SACRAMENTO — It’s about time that members of Congress and the California Legislature got really serious about combating the nation’s pollution problem. Just as Jonathan Swift had a “modest proposal” to keep poor Irish children from being a burden to their families and their country (by selling them to wealthy English people as food), I, too, have a modest proposal for dealing with the unconscionable level of pollutants that are emitted in the U.S. to produce electricity. Let’s propose a plan to shut down the nation’s power plants.

The facts are unmistakable: An environmental group in 2009 reported that the “nation’s power plants emitted 2.56 billion tons of global warming pollution … which is equivalent to the pollution from nearly 450 million of today’s cars — nearly three times the number of cars registered in the United States in 2007.” Even cleaner natural-gas fired plants, which have become more prevalent in ensuing years, “release 21 — 120 times more methane than earlier estimates,” according to a summary of a Purdue University/Environmental Defense Fund report from last year.

Do you care about clear air, the health of our children and the future of the planet? Of course you do. So there’s little reason to complain about this idea. Before you chalk it up to one columnist’s silliness, consider that some California policy makers are proposing something equally “modest” and ludicrous. Yet they seem totally serious about it.

Assemblyman Phil Ting, D-San Francisco, and some other Assembly members have introduced legislation that would ban the registration of passenger vehicles that are not “zero emissions.” Assembly Bill 1745 would, beginning in 2040, prohibit the California Department of Motor Vehicles “from accepting an application for original registration of a motor vehicle unless the vehicle is a zero emissions vehicle.”

Likewise, California Air Resources Board chairwoman Mary Nichols told Bloomberg in an interview that Gov. Jerry Brown “has expressed an interest in barring the sale of vehicles powered by internal-combustion engines.” The governor reportedly wondered why China is able to do this and lawmakers haven’t considered it in California. So now California’s Legislature is indeed considering something that would, according to the article, “send shockwaves through the global car industry due to the heft of California’s auto market.”

Shockwaves for such a modest proposal? It’s not as if the underlying concept — banning stuff that our political leaders don’t like — is anything new. As a colleague noted, perhaps California lawmakers ought to simply ban the production and sale of meat-based products, also, given the ill effects of slaughterhouses on the environment, our diets, and on the quality of life of the animals that end up on our dinner tables. We’ve got to think out of the box.

The bill would exempt large commercial vehicles and cars brought to California from other states. Perhaps legislators aren’t thinking big enough. Sure, this column has a mocking tone and hasn’t dealt with the actual arguments in favor of a ban on gasoline- and diesel-powered vehicles, but there really aren’t any serious arguments for doing this. The apparent goal is to reduce pollution, but the real goal may be about making a moral statement and grabbing headlines.

Journalist H.L. Mencken wrote that politics is about keeping people alarmed “with an endless series of hobgoblins, all of them imaginary.” That’s a bit overstated, sure.
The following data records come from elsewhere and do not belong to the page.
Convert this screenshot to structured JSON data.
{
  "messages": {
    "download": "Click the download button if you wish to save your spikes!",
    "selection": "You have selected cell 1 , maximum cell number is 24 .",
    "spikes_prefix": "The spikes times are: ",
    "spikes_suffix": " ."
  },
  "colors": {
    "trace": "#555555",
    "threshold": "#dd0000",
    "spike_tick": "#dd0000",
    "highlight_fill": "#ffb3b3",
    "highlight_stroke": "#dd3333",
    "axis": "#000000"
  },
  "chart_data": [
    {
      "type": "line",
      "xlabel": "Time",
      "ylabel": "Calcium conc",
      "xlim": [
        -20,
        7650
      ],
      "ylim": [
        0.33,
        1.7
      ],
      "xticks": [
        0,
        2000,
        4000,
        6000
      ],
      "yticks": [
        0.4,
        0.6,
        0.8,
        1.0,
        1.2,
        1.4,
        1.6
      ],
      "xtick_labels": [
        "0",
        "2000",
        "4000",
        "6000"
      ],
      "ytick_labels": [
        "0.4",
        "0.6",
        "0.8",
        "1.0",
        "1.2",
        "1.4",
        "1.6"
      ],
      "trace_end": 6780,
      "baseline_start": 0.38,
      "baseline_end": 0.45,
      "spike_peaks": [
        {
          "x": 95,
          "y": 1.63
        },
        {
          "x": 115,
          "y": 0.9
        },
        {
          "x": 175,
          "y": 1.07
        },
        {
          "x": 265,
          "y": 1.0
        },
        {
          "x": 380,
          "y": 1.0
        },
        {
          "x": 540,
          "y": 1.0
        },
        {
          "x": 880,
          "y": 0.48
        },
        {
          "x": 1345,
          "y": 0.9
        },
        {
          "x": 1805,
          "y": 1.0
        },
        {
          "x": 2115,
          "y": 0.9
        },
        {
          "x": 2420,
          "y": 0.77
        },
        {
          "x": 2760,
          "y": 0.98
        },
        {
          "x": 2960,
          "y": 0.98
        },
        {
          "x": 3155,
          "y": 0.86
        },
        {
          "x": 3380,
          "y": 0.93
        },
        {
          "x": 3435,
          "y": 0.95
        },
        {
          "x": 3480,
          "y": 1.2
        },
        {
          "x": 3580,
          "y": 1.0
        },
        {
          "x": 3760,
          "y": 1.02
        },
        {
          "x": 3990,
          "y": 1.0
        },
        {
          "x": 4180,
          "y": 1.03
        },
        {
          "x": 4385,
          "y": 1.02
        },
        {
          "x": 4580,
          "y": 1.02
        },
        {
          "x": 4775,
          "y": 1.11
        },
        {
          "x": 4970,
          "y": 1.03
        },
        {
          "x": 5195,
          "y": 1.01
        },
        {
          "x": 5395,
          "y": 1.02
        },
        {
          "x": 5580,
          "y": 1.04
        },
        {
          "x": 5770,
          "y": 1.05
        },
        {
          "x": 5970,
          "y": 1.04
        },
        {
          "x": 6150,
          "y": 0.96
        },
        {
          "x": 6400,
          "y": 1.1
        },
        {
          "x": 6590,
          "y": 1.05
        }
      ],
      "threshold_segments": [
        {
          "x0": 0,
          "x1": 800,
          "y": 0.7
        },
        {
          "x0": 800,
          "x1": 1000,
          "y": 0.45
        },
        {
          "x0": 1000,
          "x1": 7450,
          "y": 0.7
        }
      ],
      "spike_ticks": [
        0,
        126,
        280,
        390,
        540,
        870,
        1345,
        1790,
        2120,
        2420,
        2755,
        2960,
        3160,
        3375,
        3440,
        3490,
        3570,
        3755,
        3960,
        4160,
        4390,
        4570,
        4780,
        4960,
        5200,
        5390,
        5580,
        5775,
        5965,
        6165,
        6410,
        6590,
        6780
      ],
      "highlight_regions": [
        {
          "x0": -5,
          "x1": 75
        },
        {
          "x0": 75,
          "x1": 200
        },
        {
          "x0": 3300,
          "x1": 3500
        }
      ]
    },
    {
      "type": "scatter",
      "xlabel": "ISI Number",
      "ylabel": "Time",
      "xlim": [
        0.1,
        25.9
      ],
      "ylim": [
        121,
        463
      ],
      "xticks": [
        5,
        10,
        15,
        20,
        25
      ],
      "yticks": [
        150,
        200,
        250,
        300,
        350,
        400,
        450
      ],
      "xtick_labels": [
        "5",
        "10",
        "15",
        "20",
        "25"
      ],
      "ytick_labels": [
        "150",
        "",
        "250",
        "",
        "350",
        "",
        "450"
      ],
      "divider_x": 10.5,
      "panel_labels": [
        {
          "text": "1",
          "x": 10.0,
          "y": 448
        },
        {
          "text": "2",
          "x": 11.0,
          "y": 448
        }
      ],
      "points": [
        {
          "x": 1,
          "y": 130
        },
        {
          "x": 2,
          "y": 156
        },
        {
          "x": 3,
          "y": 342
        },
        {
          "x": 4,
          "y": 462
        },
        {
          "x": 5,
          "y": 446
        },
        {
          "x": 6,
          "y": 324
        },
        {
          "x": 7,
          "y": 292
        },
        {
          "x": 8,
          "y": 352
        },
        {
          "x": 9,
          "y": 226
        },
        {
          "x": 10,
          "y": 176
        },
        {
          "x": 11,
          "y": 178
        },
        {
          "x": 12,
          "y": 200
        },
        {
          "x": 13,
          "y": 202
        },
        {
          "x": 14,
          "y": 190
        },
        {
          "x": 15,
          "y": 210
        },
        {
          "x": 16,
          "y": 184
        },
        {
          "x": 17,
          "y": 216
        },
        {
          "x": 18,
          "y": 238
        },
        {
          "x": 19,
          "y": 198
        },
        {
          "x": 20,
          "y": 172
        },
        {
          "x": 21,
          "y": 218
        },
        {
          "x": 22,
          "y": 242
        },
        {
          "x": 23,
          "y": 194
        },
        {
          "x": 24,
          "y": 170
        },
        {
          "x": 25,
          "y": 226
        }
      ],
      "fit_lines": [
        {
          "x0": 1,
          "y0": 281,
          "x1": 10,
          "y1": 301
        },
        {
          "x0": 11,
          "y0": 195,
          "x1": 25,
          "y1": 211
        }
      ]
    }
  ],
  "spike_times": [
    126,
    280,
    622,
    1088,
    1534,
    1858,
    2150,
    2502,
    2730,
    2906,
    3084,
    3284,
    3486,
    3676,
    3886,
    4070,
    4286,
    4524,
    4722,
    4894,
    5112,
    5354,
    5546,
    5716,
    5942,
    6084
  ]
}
Pollution remains a serious problem, but it’s best handled through market advancements, not by allowing politicians to scare us into embracing fake “solutions.”

It’s reality time. California is not going to get rid of polluting vehicles — or power plants, for that matter — by banning them. It would mostly harm the poor, who cannot afford the pricey new electric vehicles. But maybe they can consider selling their children to help afford the latest Tesla. EVs are great advancements, but even though they have no tailpipe, they will increase our reliance on power plants. Hence, the importance of my modest proposal to go along with the one pitched by legislators and Brown.

But there I go foolishly giving these proposals more serious analysis than they deserve. There’s an old libertarian maxim about political crises and solutions. To be really effective at what Mencken describes above, a politician needs to propose something that isn’t imminent, but could possibly take place a couple of decades into the future. It has to be far enough away that it won’t affect anyone’s lives, but close enough to justify “doing something.”

The proposed ban fits that perfectly. The automotive industry is advancing so rapidly that it’s impossible to predict what it will look like in 22 years. By the time a law would go into effect, few of us might even drive cars. We might be leasing autonomous vehicles. The bill is hubris. So if we’re going to posture, we should do it right — and pass bans on power plants, slaughterhouses and any other bad thing we can think of, also.